Scam set up in a flash

The fraudster’s first step was to set up a forwarding rule in the employee’s email account. Forwarding rules are settings that can be applied to an email account which ensure that certain emails are automatically forwarded to a specific folder or to another email account. In this case, the fraudster set up a forwarding rule that meant that any emails that featured the construction firm’s genuine domain name were automatically marked as read and sent directly to the account’s deleted items folder.

The next step was to set up an email address impersonating the construction firm’s finance director. To the untrained eye, this was exactly the same as the finance director’s, but crucially omitted a character from the domain name. So rather than reading Joe.Bloggs@XYZconstruction.com, it read Joe.Bloggs@XYZconstuction.com.

The final step was to send an email to the employee in the city’s finance department from this fake account. In the email, the fraudster explained that the construction firm’s usual account was being audited and that meant that they were pausing all transactions while this was taking place. The email then went on to explain that a temporary account had been set up as an alternative and that all upcoming invoice payments should be sent there in the meantime, with the fraudster attaching a document with the new account details attached.

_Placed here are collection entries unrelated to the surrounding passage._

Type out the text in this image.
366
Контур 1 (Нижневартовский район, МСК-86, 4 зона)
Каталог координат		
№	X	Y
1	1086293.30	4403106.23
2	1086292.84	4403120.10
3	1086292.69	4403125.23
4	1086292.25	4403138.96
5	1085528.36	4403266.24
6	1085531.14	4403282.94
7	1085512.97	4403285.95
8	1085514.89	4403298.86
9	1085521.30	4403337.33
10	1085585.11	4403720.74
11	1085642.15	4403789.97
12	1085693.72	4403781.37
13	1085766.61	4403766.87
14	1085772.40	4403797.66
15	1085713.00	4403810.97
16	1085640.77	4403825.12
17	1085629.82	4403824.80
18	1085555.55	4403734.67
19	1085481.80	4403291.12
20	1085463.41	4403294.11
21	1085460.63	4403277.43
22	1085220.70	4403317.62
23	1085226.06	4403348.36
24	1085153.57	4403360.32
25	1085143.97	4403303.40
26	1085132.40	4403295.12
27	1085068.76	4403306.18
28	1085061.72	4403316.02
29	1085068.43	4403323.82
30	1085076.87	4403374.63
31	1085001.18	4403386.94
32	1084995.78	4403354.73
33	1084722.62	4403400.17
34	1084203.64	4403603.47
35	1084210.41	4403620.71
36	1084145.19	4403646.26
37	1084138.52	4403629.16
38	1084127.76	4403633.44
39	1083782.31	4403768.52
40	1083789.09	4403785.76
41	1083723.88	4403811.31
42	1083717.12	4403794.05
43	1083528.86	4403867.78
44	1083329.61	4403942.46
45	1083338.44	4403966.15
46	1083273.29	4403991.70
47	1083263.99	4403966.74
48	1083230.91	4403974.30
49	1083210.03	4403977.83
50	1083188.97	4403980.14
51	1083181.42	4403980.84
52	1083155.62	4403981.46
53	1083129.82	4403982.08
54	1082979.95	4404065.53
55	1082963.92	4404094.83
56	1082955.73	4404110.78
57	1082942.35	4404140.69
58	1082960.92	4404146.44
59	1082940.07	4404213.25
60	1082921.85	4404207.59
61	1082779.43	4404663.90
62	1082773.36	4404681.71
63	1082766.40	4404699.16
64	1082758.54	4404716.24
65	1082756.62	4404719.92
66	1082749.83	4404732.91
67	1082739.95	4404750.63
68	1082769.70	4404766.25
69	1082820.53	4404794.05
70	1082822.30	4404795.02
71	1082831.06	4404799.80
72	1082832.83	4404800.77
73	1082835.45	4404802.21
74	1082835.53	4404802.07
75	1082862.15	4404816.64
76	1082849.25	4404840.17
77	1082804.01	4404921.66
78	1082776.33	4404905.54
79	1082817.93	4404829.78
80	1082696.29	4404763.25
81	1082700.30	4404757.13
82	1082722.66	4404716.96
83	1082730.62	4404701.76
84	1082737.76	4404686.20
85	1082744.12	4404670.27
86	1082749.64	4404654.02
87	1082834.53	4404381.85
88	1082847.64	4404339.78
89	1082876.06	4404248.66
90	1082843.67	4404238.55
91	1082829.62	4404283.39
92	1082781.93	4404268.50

The fraudster also added some touches to the email to make it look as authentic as possible. For example, the fraudster forwarded the original email correspondence between the city government’s employee and the construction firm’s finance director to the fraudulent email address, with the fraudster then responding to this email correspondence and making it look as though the fake email was part of the original email chain. The fraudster also signed off with the finance director’s genuine email signature and the document with the fake account details featured the construction firm’s genuine logo and address details.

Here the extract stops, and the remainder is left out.